'Do you know how many bullets I pull out of corpses weekly?' – doctors to NRA

Physician slams organization after it criticized those who want to reduce gun deaths by tweeting ‘stay in your lane’

An NRA cap and shirt on display at the Conservative Political Action conference in Maryland on 23 February.
An NRA cap and shirt on display at the Conservative Political Action conference in Maryland on 23 February. Photograph: Joshua Roberts/Reuters

Dr Judy Melinek, a San Francisco-based forensic pathologist, saw the headline on her way into work early Friday.

“‘Stay in your lane’, NRA tells doctors who want to reduce gun deaths,” it read. And though she has a personal policy to never tweet when angry, she couldn’t stop herself.

“Do you have any idea how many bullets I pull out of corpses weekly?” she quickly typed. “This isn’t just my lane. It’s my fucking highway.”

“I was just so incensed,” Melinek said later. “I was so angry, thus the foul language. Here I was, going into work for a case that involved a gunshot wound. I had another one earlier this week. And I was just so incensed that anyone would put down doctors who try every single day to try and save people’s lives.”

She pushed send on the tweet without a second thought, and headed into the morgue. By the time she emerged, four hours later, her tweet had been retweeted more than 15,000 times and liked more than 47,000 times.

Melinek’s tweet may seem like a fairly uncontroversial viewpoint in a country plagued by mass shootings, but her anger touched upon decades of conflict between the medical and scientific community, who have called the rise in gun violence a public health crisis, and the powerful gun rights lobby.

In the 1990s, the National Rifle Association (NRA) lobbied to block the Centers for Disease Control and Prevention (CDC) from conducting research on gun violence. Recent efforts to repeal this provision has led to a clarification passing in March that the CDC can now conduct such research, but is prohibited from using government funds to promote gun control.

“We aren’t against the second amendment,” Melinek said. “What we are against is not researching, not putting effort into researching, and not putting the funding into researching what can be used to prevent gun violence and death, whether it’s trigger locks, security, training or the idea of requiring insurance and having people have insurance in case their gun is used to kill someone else. We need to have the research and we need to have the data to back it up, and right now that’s not happening.”

Melinek’s tweet quickly received widespread support from other doctors and forensic pathologists – “This is our interstate,” wrote Dr Darin Wolfe, an Indiana-based pathologist – as well as its share of criticism.

“I’m pretty sure this is exactly what the NRA was talking about,” wrote one Twitter user. “Emotion is not an intelligent or recommended way to drive debate. Sound logic is the only way to go. Your tweet is stewing with emotion. This is why you can’t be allowed to drive policy debates.”

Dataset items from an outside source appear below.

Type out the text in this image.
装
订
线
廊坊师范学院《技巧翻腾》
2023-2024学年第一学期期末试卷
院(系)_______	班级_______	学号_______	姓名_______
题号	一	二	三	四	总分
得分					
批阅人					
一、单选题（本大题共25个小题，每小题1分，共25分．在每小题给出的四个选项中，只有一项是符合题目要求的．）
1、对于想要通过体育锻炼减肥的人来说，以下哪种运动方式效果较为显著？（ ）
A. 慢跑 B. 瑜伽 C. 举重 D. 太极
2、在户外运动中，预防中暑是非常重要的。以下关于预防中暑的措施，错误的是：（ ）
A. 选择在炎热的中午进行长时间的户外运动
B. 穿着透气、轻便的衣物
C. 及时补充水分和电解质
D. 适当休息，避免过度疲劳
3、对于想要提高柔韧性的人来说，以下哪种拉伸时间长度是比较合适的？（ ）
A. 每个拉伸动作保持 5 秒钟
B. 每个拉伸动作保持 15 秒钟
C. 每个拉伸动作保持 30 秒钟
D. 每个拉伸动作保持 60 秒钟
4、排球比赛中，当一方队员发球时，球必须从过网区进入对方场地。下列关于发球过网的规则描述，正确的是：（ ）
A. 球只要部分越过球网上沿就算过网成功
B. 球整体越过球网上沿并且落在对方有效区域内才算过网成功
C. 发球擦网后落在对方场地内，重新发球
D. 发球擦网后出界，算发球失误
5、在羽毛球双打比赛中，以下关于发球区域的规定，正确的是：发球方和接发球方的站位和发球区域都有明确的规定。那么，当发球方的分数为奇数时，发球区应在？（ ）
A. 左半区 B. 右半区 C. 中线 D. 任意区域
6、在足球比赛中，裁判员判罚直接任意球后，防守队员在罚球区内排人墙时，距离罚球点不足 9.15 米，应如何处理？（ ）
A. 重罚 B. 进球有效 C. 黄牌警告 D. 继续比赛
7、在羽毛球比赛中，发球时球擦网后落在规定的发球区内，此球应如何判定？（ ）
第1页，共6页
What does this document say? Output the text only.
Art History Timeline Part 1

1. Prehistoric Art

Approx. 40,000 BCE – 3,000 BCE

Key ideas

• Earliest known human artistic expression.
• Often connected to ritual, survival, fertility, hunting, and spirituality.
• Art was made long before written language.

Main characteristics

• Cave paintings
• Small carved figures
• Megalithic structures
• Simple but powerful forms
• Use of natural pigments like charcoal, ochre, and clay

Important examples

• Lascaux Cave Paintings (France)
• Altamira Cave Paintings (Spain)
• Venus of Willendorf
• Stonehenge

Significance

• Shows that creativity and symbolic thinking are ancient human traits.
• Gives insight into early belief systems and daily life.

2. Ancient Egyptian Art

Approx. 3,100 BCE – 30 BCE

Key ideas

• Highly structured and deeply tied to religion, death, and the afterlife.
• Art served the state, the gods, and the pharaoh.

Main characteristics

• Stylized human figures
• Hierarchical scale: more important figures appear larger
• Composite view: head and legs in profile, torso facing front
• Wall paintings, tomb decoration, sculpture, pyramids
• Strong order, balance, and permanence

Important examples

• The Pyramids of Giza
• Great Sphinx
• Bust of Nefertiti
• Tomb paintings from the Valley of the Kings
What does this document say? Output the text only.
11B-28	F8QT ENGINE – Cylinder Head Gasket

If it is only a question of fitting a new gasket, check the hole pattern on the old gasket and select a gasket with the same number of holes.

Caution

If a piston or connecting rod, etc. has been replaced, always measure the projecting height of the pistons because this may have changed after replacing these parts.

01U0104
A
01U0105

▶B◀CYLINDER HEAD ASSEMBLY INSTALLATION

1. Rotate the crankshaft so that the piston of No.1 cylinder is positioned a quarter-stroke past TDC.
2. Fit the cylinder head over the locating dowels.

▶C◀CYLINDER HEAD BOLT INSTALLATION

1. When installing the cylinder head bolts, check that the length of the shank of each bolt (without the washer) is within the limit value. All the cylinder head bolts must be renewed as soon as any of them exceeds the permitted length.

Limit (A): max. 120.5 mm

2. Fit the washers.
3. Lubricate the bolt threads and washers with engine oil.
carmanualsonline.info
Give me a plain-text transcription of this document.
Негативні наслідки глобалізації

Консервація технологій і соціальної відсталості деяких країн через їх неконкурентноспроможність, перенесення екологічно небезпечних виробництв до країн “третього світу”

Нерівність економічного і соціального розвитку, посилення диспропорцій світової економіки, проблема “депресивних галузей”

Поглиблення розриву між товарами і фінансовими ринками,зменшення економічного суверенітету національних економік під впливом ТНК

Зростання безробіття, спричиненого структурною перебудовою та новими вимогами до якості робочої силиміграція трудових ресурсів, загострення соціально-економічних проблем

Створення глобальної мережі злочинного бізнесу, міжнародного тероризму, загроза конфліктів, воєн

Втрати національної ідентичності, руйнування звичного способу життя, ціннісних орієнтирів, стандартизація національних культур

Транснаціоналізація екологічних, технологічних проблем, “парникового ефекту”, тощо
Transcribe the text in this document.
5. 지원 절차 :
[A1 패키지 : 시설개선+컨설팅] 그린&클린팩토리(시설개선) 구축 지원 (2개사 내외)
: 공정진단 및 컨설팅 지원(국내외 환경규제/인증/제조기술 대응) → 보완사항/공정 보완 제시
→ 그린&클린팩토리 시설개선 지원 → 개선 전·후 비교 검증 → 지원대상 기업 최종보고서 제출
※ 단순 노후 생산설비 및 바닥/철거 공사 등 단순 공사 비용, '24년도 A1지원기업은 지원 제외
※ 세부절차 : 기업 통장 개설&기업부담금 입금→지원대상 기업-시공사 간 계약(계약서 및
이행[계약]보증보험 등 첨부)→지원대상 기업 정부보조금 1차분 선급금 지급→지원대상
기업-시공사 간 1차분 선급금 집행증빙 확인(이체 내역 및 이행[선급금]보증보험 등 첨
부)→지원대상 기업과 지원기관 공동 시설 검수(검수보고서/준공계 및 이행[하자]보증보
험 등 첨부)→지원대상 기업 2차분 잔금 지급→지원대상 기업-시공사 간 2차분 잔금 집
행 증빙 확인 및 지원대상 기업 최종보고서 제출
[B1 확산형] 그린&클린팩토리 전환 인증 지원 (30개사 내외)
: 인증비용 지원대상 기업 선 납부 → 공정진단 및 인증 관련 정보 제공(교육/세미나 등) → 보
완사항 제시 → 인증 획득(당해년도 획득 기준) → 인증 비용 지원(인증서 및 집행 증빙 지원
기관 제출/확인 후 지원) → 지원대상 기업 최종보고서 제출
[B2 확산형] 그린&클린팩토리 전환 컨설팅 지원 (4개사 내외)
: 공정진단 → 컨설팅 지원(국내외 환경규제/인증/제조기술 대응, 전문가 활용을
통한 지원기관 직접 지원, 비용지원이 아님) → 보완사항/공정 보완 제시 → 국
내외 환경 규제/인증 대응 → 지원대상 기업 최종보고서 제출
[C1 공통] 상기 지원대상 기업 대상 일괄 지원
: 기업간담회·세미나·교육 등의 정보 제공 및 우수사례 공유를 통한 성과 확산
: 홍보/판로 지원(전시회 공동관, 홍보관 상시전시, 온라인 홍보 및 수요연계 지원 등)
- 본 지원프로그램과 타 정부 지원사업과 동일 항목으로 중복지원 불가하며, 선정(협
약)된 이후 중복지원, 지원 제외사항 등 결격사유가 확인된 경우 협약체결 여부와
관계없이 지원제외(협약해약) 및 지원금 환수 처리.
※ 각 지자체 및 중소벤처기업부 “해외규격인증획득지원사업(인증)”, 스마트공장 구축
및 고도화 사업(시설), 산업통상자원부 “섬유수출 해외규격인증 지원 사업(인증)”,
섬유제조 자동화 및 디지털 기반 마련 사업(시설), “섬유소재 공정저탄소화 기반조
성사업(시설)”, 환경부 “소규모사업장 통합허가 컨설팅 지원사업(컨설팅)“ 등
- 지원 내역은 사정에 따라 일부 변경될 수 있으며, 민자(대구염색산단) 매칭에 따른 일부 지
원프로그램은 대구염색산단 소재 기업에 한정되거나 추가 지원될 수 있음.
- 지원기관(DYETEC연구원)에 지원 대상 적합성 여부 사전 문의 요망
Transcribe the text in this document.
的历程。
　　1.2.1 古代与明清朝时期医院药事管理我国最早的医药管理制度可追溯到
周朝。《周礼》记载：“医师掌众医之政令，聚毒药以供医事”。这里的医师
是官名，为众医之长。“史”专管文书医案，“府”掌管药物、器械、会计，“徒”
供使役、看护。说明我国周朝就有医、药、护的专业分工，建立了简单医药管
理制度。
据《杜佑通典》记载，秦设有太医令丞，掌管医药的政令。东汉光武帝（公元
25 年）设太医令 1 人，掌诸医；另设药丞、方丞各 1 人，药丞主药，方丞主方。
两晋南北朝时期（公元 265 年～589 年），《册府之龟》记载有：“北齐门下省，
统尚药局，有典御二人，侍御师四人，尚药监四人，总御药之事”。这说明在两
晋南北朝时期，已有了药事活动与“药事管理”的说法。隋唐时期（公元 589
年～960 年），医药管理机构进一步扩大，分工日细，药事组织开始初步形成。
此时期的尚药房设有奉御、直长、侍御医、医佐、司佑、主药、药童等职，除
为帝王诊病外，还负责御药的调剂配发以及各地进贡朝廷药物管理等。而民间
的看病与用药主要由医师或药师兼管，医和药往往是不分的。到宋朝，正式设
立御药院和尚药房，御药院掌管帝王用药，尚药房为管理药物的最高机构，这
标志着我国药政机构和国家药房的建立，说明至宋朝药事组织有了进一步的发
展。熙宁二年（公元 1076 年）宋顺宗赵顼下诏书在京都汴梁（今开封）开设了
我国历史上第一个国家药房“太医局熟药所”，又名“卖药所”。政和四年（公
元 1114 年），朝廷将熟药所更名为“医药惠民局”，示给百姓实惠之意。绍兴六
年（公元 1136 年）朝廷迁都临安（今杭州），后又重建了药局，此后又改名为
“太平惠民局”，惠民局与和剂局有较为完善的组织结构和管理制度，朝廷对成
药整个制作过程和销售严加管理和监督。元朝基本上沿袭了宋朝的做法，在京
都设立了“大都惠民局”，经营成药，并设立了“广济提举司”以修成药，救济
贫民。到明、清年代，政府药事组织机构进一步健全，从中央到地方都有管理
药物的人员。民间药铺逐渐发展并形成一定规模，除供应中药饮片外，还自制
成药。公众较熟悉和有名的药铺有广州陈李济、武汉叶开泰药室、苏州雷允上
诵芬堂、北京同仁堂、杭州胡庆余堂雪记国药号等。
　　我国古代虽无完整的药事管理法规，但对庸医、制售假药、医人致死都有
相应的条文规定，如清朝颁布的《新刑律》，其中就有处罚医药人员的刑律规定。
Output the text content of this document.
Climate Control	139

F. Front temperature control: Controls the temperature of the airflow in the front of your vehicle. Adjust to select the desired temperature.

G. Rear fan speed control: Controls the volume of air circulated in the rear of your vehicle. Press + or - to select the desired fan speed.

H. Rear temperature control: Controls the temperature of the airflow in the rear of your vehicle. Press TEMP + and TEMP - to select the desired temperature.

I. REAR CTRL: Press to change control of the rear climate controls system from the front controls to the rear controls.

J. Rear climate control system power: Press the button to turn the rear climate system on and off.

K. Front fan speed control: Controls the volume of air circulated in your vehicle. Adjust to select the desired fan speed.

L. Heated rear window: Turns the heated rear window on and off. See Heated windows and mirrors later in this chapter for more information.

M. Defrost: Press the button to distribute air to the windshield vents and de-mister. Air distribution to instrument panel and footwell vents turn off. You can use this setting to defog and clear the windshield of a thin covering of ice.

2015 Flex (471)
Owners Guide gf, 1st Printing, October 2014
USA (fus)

“You are absolutely right,” Melinek responded. “Evidence and research is needed before we make policy decisions. We should be funding research into what can prevent gun violence. Oh, wait a minute. NRA was against that too.”

Melinek said she conducts, on average, one autopsy a week involving a gunshot wound victim. Every single medical conference she’s attended in the past 10 years has had some presentation or discussion about responding to multiple fatality incident involving gun violence, she said.

“We need to do something, and telling doctors to say in their own lane is not the way to do it,” she said. “We’re the ones who have to deal with the consequences. We’re the ones who have to testify in court about the wounds. We’re the ones who have to talk to the family members. It breaks my heart, and it’s just another day in America.”